Теоретически понятно: если годами спишь с женой каждую ночь, это должно потерять всякую новизну и даже приесться, но вообразить себе такое он не мог, как ни старался.
По расписанию сейчас шли два часа математики, но сегодня в школе ждали гостя – Свенда Аггера, который здесь когда-то учился, а теперь представлял родной город в ригсдаге, парламенте Дании. Вся школа собралась послушать его в спортзале, единственном помещении, которое вмещает в себя всех сто двадцать учеников. Харальд предпочел бы урок математики.

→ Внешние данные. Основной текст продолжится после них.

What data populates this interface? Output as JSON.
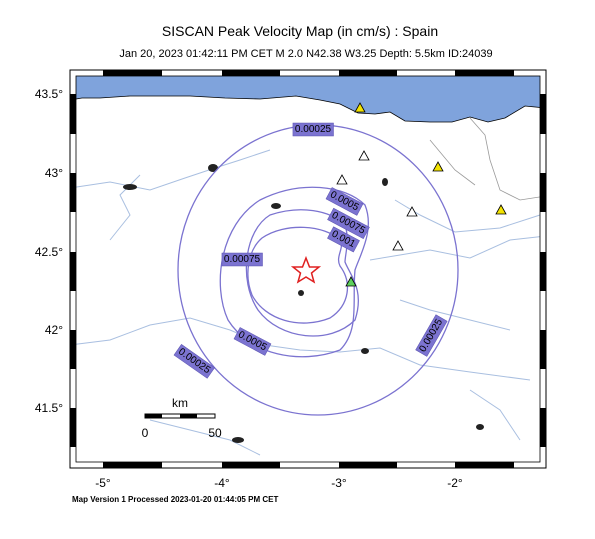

Он и сам не мог вспомнить, когда стало интересно учиться. Маленькому, ему каждый урок казался возмутительной помехой, отрывающей от таких важных дел, как строительство дамбы на ручье или дома на дереве. Но лет примерно четырнадцати, сам того не заметив, он вдруг осознал, что физика и химия захватывают его куда больше, чем игры в лесу. Его прямо-таки потряс тот факт, что основатель квантовой физики – датский ученый Нильс Бор. То, как Бор истолковал периодическую систему элементов, объяснив химические реакции строением атома тех элементов, которые в реакциях участвуют, на взгляд Харальда, было чем-то вроде божественного откровения, фундаментальным и убедительным ответом на вопрос, как устроена Вселенная. Он обожал Бора так, как его сверстники обожали Кая Хансена, форварда команды «B-93K».
Образование стоило денег. К счастью, дед Харальда, поняв, что сын выбрал профессию, которая обеспечит ему бедность до конца дней, подумал о том, как выучить внуков. Оставленных им денег хватило на то, чтобы Арне и Харальд отправились в Янсборгскую школу. Их хватит и на обучение Харальда в университете.
Он вошел в спортзал. Младшие мальчики ровными рядами поставили там скамейки. Харальд сел в заднем ряду, рядом с Йозефом Даквитцем. Йозеф был щупл и невелик ростом, а фамилия его переводилась с датского как «утка», поэтому прозвали его «Анатикула», по-латыни – «утенок». Понемногу длинноватое прозвище сократилось до «Тик». Мальчики были из разных слоев общества, Тик – из богатой еврейской семьи, но они крепко дружили с первого класса.
С другой стороны Харальда уселся Мадс Кирке. Он происходил из влиятельной семьи военных: дед был генералом, покойный отец в тридцатые годы занимал пост министра обороны. Его кузен Поуль служил в той же летной школе, что и Арне.